The Preakness Cocktail

| By Jack Bettridge | From Michael Cudlitz, May/June 2025
The Preakness Cocktail

A year ago, when the Kentucky Derby ran for the 150th time, everyone knew what to quaff: the Mint Julep. This year, the Preakness reaches that same milestone, but we cheekily suggest you drink something other than the official cocktail (the Black-Eyed Susan). No, the best toast is with a drink that shares the name of the second leg of the Triple Crown.

Run two weeks after the Derby, Baltimore’s Preakness Stakes is a furlong shorter with tight turns. A typically smaller field often provides a wire-to-wire winner. At the same time, local festivals show off the city’s culinary specialties. The Preakness cocktail, a melding of rye, vermouth and liqueur, captures the area’s spirit with the whiskey’s historical connection to Maryland.

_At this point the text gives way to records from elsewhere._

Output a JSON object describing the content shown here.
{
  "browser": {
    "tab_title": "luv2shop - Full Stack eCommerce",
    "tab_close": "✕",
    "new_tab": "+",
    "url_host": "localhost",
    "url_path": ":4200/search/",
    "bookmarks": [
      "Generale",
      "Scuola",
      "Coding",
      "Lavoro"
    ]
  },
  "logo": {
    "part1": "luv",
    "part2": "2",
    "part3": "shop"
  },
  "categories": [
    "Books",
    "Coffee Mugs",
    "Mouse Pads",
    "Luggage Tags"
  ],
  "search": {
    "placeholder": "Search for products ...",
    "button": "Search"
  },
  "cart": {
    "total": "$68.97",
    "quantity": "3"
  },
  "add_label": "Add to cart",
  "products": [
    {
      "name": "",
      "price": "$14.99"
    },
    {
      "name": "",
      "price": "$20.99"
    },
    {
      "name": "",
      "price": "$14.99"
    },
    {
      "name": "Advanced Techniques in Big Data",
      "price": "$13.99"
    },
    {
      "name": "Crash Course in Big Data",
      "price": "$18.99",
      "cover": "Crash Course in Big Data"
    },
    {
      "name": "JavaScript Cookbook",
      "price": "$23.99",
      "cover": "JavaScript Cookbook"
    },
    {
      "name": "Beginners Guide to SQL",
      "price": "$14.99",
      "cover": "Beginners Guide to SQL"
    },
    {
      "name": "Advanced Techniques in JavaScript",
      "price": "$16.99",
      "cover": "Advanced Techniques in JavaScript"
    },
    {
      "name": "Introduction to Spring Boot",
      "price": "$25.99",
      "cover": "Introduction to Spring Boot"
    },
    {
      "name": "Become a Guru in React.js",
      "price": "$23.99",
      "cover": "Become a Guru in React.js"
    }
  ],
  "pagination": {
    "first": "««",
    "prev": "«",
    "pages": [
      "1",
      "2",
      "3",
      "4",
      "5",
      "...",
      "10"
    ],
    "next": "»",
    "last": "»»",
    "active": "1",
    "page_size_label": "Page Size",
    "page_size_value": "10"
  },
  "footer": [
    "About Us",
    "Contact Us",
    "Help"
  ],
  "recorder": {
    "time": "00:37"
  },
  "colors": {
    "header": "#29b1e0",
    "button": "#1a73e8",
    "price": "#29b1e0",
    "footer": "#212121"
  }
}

So why isn’t it the event’s official libation? Probably because it broke from the gate too early. The Preakness cocktail was conjured in 1936 when a local barman won a contest to create the signature drink for a ball celebrating the race. At the time, horse races didn’t have official cocktails. The Mint Julep wouldn’t be so anointed for another three years. The Preakness waited until 1973 to name one—making a strange choice. The elements of a Black-Eyed Susan suggest other regions: vodka (Russia), Bourbon (Kentucky) and orange juice (Florida). The name references the state flower, a blanket of which is supposed to adorn the winner’s neck. (In reality, they use a stand-in flower as black-eyed Susans don’t bloom for another month.)

For geographic integrity, the Preakness should be made with a Maryland-style rye (high corn content), like Old Overholt or Pikesville. The liqueur is Bénédictine, a wild flavor ride including saffron, cardamon, coffee, cloves and ginger. The original recipe called for just a teaspoonful, but at that amount you run the risk of creating a cocktail that is as forgettable as a Derby champion that doesn’t win the Preakness.

1 ½ oz. bonded rye whiskey

¾ oz. sweet (red) vermouth

½ oz. Bénédictine

1 dash bitters

Stir all ingredients over ice. Strain into a cocktail glass.